Bryan Fischer of The American Family Association told The Christian Post that what this story really does is "illustrate the problems you get into when you are basing gender policy on subjective emotions rather than science and biology."
He said the situation goes back to the basic problem that "somebody has given assistance to this man to help him believe that he is a woman, but he's not. He was born a male, every single cell in his body is male, his DNA is male, biologically he will be a male until day he dies."
On Wednesday's show, Chloe told Cooper that she would dress in girls' clothes as a young boy. After her gender reassignment surgery, she said "there was a calmness that came over me. The surgery helped me recognize who I had been all my life."
Chloe initially decided to have the surgery because she found out through a blood test that she had Klinefelter syndrome – a condition in which human males have an extra X chromosome.
She had actually begun to grow breasts and her skin became softer. Ultimately, she liked the changes and decided to become a woman.
Chloe told Cooper that she had tried her whole life to fit into the mold of being a man, but she couldn't fight it anymore. "You could take a zebra and paint it to look like a horse, but eventually it's going to show its stripes. I just chose to surrender and accept who I am."
When it came to breaking the news to their two young boys, Chloe – who began the sex change when her sons were 2 and 3 years old – said they told them in "small doses that are age-appropriate."
"Children at that age don't ask and they more openly accept things," she said, adding that the best thing to do was to bring this to the children's attention early on so that when they are older, they "don't feel like a parent has been stripped away from them."
In a 2009 interview with ABC News, Chloe had acknowledged that her sons were affected by the sex change, and said she struggles with the guilt of that responsibility.
"I carry the selfishness as guilt around constantly. It's something that I'm looking to find resolve for," she told ABC. "I did what I had to do. And had I not done what I did, there would be a gravestone somewhere with my name on it. So – am I here? I'm alive and I am happy. I am no longer in conflict with what I see in the mirror."
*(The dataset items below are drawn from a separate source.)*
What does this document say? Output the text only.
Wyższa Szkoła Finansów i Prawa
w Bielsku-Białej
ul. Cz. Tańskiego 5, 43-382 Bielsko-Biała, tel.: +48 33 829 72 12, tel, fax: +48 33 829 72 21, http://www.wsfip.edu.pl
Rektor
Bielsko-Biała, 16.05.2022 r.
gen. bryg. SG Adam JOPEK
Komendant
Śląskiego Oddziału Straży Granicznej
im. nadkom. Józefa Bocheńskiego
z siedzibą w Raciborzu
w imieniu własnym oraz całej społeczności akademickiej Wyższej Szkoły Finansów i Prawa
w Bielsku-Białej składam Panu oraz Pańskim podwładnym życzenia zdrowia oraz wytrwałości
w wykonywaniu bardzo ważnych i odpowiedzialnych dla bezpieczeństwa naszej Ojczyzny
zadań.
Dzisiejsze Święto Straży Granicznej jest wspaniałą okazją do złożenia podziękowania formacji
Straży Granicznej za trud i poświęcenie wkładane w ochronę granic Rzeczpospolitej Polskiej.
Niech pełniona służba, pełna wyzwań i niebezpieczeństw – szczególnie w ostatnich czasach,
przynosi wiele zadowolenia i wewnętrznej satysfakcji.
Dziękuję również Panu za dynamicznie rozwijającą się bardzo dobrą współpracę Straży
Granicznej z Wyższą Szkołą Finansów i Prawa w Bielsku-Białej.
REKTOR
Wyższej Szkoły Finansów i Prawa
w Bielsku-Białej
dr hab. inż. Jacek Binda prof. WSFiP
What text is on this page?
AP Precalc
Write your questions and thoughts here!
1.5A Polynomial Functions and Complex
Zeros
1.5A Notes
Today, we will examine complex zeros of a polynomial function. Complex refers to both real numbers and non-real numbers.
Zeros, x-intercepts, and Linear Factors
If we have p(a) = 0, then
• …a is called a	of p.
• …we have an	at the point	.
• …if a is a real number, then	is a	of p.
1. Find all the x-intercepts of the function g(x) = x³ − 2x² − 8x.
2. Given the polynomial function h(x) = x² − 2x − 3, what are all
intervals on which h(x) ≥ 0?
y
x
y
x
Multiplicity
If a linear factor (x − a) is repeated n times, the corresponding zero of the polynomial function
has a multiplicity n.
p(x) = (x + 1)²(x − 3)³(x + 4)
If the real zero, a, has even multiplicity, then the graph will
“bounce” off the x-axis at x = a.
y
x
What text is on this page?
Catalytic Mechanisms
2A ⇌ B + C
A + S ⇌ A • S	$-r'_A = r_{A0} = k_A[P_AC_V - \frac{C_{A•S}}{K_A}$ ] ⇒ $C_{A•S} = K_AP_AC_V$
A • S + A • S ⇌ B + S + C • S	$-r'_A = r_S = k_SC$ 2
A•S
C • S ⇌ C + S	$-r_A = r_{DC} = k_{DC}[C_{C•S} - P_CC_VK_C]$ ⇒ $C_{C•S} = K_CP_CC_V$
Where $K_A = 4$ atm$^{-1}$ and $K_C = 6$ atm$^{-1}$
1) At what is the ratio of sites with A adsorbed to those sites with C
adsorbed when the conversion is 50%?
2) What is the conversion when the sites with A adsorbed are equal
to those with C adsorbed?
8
On Wednesday, Chloe said her sons "look at me as a mom but they also know that the legacy of my fathers' fathers' fathers are all within me."
Both of their sons are resigned to the situation, and Rene told Cooper that "they know their dad is inside Mama Chloe."
"I take ownership over being their father as the person that seeded their life ... but I'm living the rest of my life in the role of another mother," said Chloe.
As for the couple, Chloe and Renee had a legal divorce but still live together to raise their children. They do not engage in sexual relations.
Chloe said that they don't fit into heterosexual or homosexual categories. "This is our own box," she told Cooper in the interview.
She said she is attracted to men and identifies as a heterosexual woman. When she was a male, she said she identified as a heterosexual man. But admitting that she's had relationships "both ways," she added, "There's room for figuring out still there."
Situations like Chloe and Rene's are rare, Fischer told CP, but it might be something we start to see more of.
Such cases, he cautioned, could also "be a backdoor way to legalize same-sex marriage. It illustrates the problems you get into when you are basing gender policy on subjective emotions rather than science and biology. The reality is that the state should not give any legal recognition to a relationship not rooted in laws of biology."
Ultimately, he said, the situation displayed on the "Anderson" show "sends a confusing message."
"If you look at transgendered relationships you have a violation of the laws of nature and ... God because those relationships are fundamentally unnatural."